It’s interesting that black and white tones are largely in reverse of the first film.
The main antagonist is dressed in white and Jyn’s highest authority (someone she will have friction with presumably) also wears white, The opposite of Vader and the Emperor.
The bulk of the rebels and some troopers are dressed in black (the Han, Luke, Leia and most of the troopers were dressed in white).
Part of me wishes we saw this struggle from an Imperial perspective (like the Tie-Fighter games) where the Rebels are the dangerous terrorists and the Empire is merely the successor to the heroism that won the Clone Wars.
I for one love the maker’s traditional outlook, harkening back to the movie’s he grew up on. White standing for good, black for evil, and taking the point of view from the “good guys” perspective. After all, the maker wanted a modern movie that brought back tradional good vs. evil values, at a time (the mid 70s) when things had already begun to get blurred. I think it gives the movie-goer an overall satisfying feeling when good triumphs evil. (deep down, we all want things to turn out as we know they should)

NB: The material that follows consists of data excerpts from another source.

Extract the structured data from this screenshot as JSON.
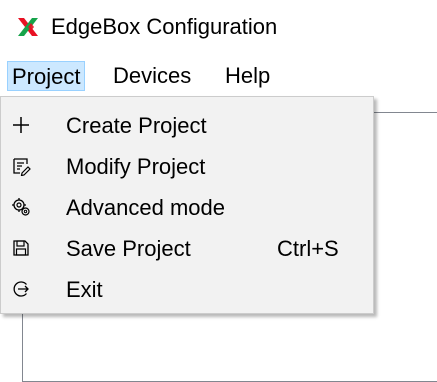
{
  "window": {
    "title": "EdgeBox Configuration",
    "icon": "red-green-x-icon",
    "icon_colors": [
      "#e81123",
      "#16a34a"
    ]
  },
  "menubar": {
    "items": [
      {
        "label": "Project",
        "active": true
      },
      {
        "label": "Devices",
        "active": false
      },
      {
        "label": "Help",
        "active": false
      }
    ],
    "active_highlight": "#cce8ff"
  },
  "project_menu": {
    "items": [
      {
        "label": "Create Project",
        "icon": "plus-icon",
        "shortcut": ""
      },
      {
        "label": "Modify Project",
        "icon": "edit-document-icon",
        "shortcut": ""
      },
      {
        "label": "Advanced mode",
        "icon": "advanced-settings-icon",
        "shortcut": ""
      },
      {
        "label": "Save Project",
        "icon": "save-icon",
        "shortcut": "Ctrl+S"
      },
      {
        "label": "Exit",
        "icon": "exit-icon",
        "shortcut": ""
      }
    ]
  }
}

I’m sure your idea for an Imperial perspective would be great (and believe me, I love Imperial things generally more than Rebel - I’m a stormtrooper nut, love the tie fighter above all ships, love the royal guard, ect.) but overall I want the good guys to prevail. I do admit some of the black for evil, white for good, lines were crossed even from the original Star Wars (I can’t seem to get myself to call it a new hope, to me, it’ll always be just Star Wars, as that is what it was when it came out in 77 when I was 13 yr.s old) - a good example being the stormtroopers.